I don't know how to put things simpler than: "-Get Real.-" It's already simpler as it is.
Right... Yes... Caravans are NOT a game feature. Hard to answer when someone has such a good argument.
Like I already mention, the guide does not change if you land in the north pole, you still do quests to survive. And no, quests are rare in any biome, and many of them like peace talks and caravans request dont help you at all, the real values would be 95% ice sheet and 5% tundra and no, I never mention Boreal Forest because thats way too far.
You do quests and caravans in EVERY SINGLE biome, the difference here is that you wont just complete your object and run away because you want to stay a little longer to harvest local resources, which is the only reason I even write about it. Even if the quest happens in another ice sheet, caravans are still worth it and you should still try harder to harvest the local resources. I didnt write and it is not even possible to be perverse and use quests as main source of food since you cant force them to happen to begin with, it is something extra you do after you got clothing to tolerate the cold and thats what I wrote. Didnt you say we should "open mindedly" welcome all possibilities?
The landing zone is a recommendation and not required, it is a guide and we are suppose to give advises to help people survive. Not getting a good landing spot does not invalidate the guide. And like I said, if that bothers you so much I will make a separate page for it.
Good, you are bodybuilder, I am a computer science researcher. You teach me to lift weights and I teach you to write articles. Deal?
Let me put it simple for you: "You dont know what you talking about". Now quests are closer, more rewarding and viable, but they are still an extra and I never said you should rely on it. But they are important enough to deserve a topic about it.
This is starting to heat up quite some- I thought this was a place to actually discuss things, not to argue?
Anyway, I was thinking that the new guide would include something from both versions of the ice sheet guide. It's a compromise so that the two of you won't be arguing that much over things.
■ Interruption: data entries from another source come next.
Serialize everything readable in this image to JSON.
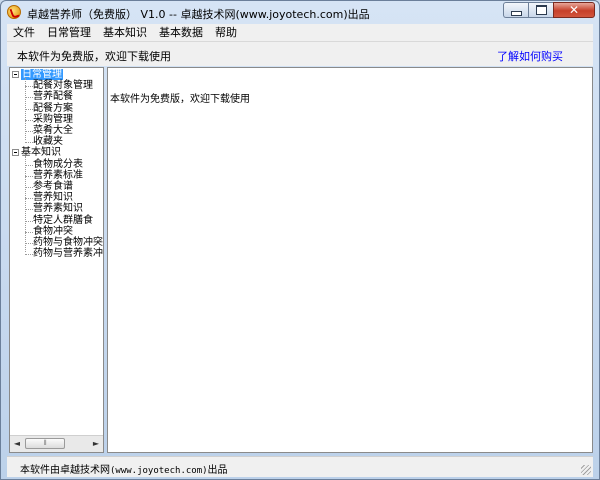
{
  "window": {
    "title": "卓越营养师（免费版） V1.0 -- 卓越技术网(www.joyotech.com)出品",
    "controls": {
      "minimize": "minimize",
      "maximize": "maximize",
      "close": "✕"
    }
  },
  "menu": [
    "文件",
    "日常管理",
    "基本知识",
    "基本数据",
    "帮助"
  ],
  "infobar": {
    "notice": "本软件为免费版，欢迎下载使用",
    "buy_link": "了解如何购买"
  },
  "tree": {
    "groups": [
      {
        "label": "日常管理",
        "expander": "⊟",
        "selected": true,
        "items": [
          "配餐对象管理",
          "营养配餐",
          "配餐方案",
          "采购管理",
          "菜肴大全",
          "收藏夹"
        ]
      },
      {
        "label": "基本知识",
        "expander": "⊟",
        "selected": false,
        "items": [
          "食物成分表",
          "营养素标准",
          "参考食谱",
          "营养知识",
          "营养素知识",
          "特定人群膳食",
          "食物冲突",
          "药物与食物冲突",
          "药物与营养素冲突"
        ]
      }
    ],
    "scrollbar": {
      "left": "◄",
      "right": "►",
      "thumb": "⦀"
    }
  },
  "content": {
    "text": "本软件为免费版，欢迎下载使用"
  },
  "statusbar": {
    "prefix": "本软件由卓越技术网",
    "url": "(www.joyotech.com)",
    "suffix": "出品"
  }
}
By the way, name-calling isn't the right thing to do when confronted with this issue- we each have our own playstyles and other things, and they might not disagree with each other, but name-calling alone isn't going to solve these issues. So, please keep things civil.
I went ahead and made a compromise- combining content from the two guides. From now on, you are free to edit it, just make sure not to argue over the edits.
Since I don't know an awful lot about ice sheet survival, I'll leave it to the two of you (and any other willing editors) to deal with this page.
I told him from the very beginning that he can go edit what he feels wrong instead of removing the whole thing and I will even help him to do so. And I dont know why he is telling me to "Get Real".
I dont think he will accept your version either, because he keeps saying that making world quests removes the "merit" of playing ice sheet... even if they are also in ice sheet.
We'll see on that. In the meantime, feel free to port sone of the content from your own ice sheet guide into this page.
I made some changes to my guide:
More specifically, quests that matters and can provide any food are expected to happen only once per season. And you can not do it in the first season. You wont spend more than one day doing them, so if you get all quests in tundra you still only spend 3 out 60 year days in tundra, which is 5%.
And yes, I tested it. But I am not going to write that because readers only need to know that they need to go to any quests can be an opportunity to get food, even if they are not interested in the main objective, like rescuing a refugee.